The tragedy of intolerance developing in the Kashmiri society, fashioned no doubt by some excesses of the Indian state, is best understood by a Kashmiri axiom ‘anyem soi, wavem soi, lagem soi panesei’, or ‘as you sow, so shall you reap’.
Thanks to the government's mishandling of Guru's hanging, it may become an issue of debate and in his death, he may well emerge as the new poster boy of jehad. As Jammu and Kashmir Chief Minister Omar Abdullah put it, the new generation of Kashmiris "who may not have identified with Maqbool Bhat will identify with Afzal Guru”.
The Indian government may now not just have to open its arms but ears as well by listening to the genuine voices of estrangement coming from various sections of Jammu and Kashmir. The farce of a round-table dialogue which will decide the date of next meeting, does not demonstrate serious engagement.
In the days ahead it would be a challenge for the Indian government to contain terror groups from expanding and operating through sleeper cells, as happened months and years after the hanging of Maqbool Bhat in 1984. The judge who delivered the verdict, Justice Neelkanth Ganjoo, was mercilessly killed by suspected JKLF terrorists soon after.
Bhat, who was one of the first from the JKLF to cross the Radcliffe Line for training, could well inspire others to do the same; attempt a violent uprising in the name of religion and ensure a recipe for disaster. After all, terrorism, which spread like gangrene, did not mrerely dent Kashmir, it expanded its base to all corners of India, most notably the attack on Parliament in 2001.
Afzal Guru, a bright, educated and fresh-faced Kashmiri, with a family to look after, was emboldened to carry out an attack in which the chances of success were indeed very little.
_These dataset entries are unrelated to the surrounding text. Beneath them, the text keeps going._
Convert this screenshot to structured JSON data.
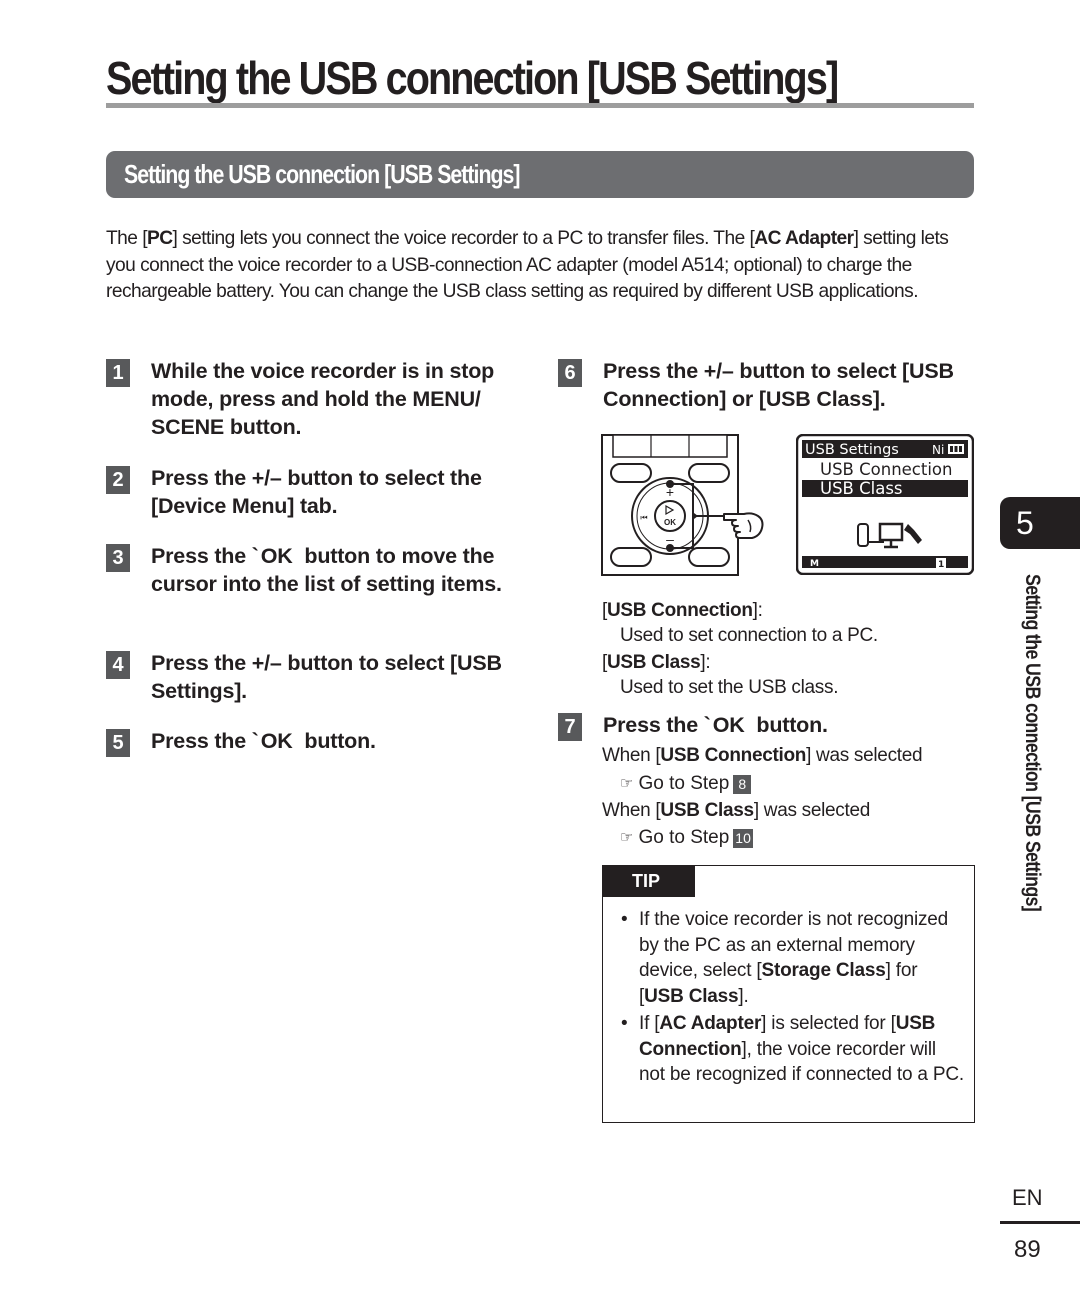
{
  "page": {
    "title": "Setting the USB connection [USB Settings]",
    "section_heading": "Setting the USB connection [USB Settings]",
    "intro": {
      "p1": "The [",
      "b1": "PC",
      "p2": "] setting lets you connect the voice recorder to a PC to transfer files. The [",
      "b2": "AC Adapter",
      "p3": "] setting lets you connect the voice recorder to a USB-connection AC adapter (model A514; optional) to charge the rechargeable battery. You can change the USB class setting as required by different USB applications."
    }
  },
  "steps": [
    {
      "num": "1",
      "a": "While the voice recorder is in stop mode, press and hold the ",
      "b": "MENU/ SCENE",
      "c": " button."
    },
    {
      "num": "2",
      "a": "Press the +/– button to select the [",
      "b": "Device Menu",
      "c": "] tab."
    },
    {
      "num": "3",
      "a": "Press the `",
      "b": "OK",
      "c": " button to move the cursor into the list of setting items."
    },
    {
      "num": "4",
      "a": "Press the +/– button to select [",
      "b": "USB Settings",
      "c": "]."
    },
    {
      "num": "5",
      "a": "Press the `",
      "b": "OK",
      "c": " button."
    },
    {
      "num": "6",
      "a": "Press the +/– button to select [",
      "b": "USB Connection",
      "c": "] or [",
      "d": "USB Class",
      "e": "]."
    },
    {
      "num": "7",
      "a": "Press the `",
      "b": "OK",
      "c": " button."
    }
  ],
  "device_illustration": {
    "plus_label": "+",
    "minus_label": "–",
    "ok_label": "OK"
  },
  "screen": {
    "header": "USB Settings",
    "battery_label": "Ni",
    "items": [
      "USB Connection",
      "USB Class"
    ],
    "selected_index": 1,
    "footer_left": "M",
    "footer_right": "1"
  },
  "notes": {
    "usb_connection_label": "USB Connection",
    "usb_connection_desc": "Used to set connection to a PC.",
    "usb_class_label": "USB Class",
    "usb_class_desc": "Used to set the USB class."
  },
  "step7_branches": [
    {
      "prefix": "When [",
      "bold": "USB Connection",
      "suffix": "] was selected",
      "goto": "Go to Step",
      "target": "8"
    },
    {
      "prefix": "When [",
      "bold": "USB Class",
      "suffix": "] was selected",
      "goto": "Go to Step",
      "target": "10"
    }
  ],
  "tip": {
    "label": "TIP",
    "items": [
      {
        "a": "If the voice recorder is not recognized by the PC as an external memory device, select [",
        "b": "Storage Class",
        "c": "] for [",
        "d": "USB Class",
        "e": "]."
      },
      {
        "a": "If [",
        "b": "AC Adapter",
        "c": "] is selected for [",
        "d": "USB Connection",
        "e": "], the voice recorder will not be recognized if connected to a PC."
      }
    ]
  },
  "sidebar": {
    "chapter": "5",
    "label": "Setting the USB connection [USB Settings]",
    "language": "EN",
    "page_number": "89"
  }
}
As one observer put it, ``the hanging has, perhaps, put a question mark over the failure and unwillingness of the political system to bring long-lasting peace in Kashmir.''
The apex court in its decision on Afzal Guru was very clear. ``The present case, which has no parallel in the history of Indian Republic, presents us in crystal clear terms, a spectacle of rarest of rare cases”, it said, adding, ``the very idea of attacking and overpowering a sovereign democratic institution by using powerful arms and explosives and imperiling the safety of a multitude of peoples' representatives, constitutional functionaries and officials of Government of India and engaging into a combat with security forces is a terrorist act of gravest severity.'' Point is how do you explain it to the bleeding hearts industry?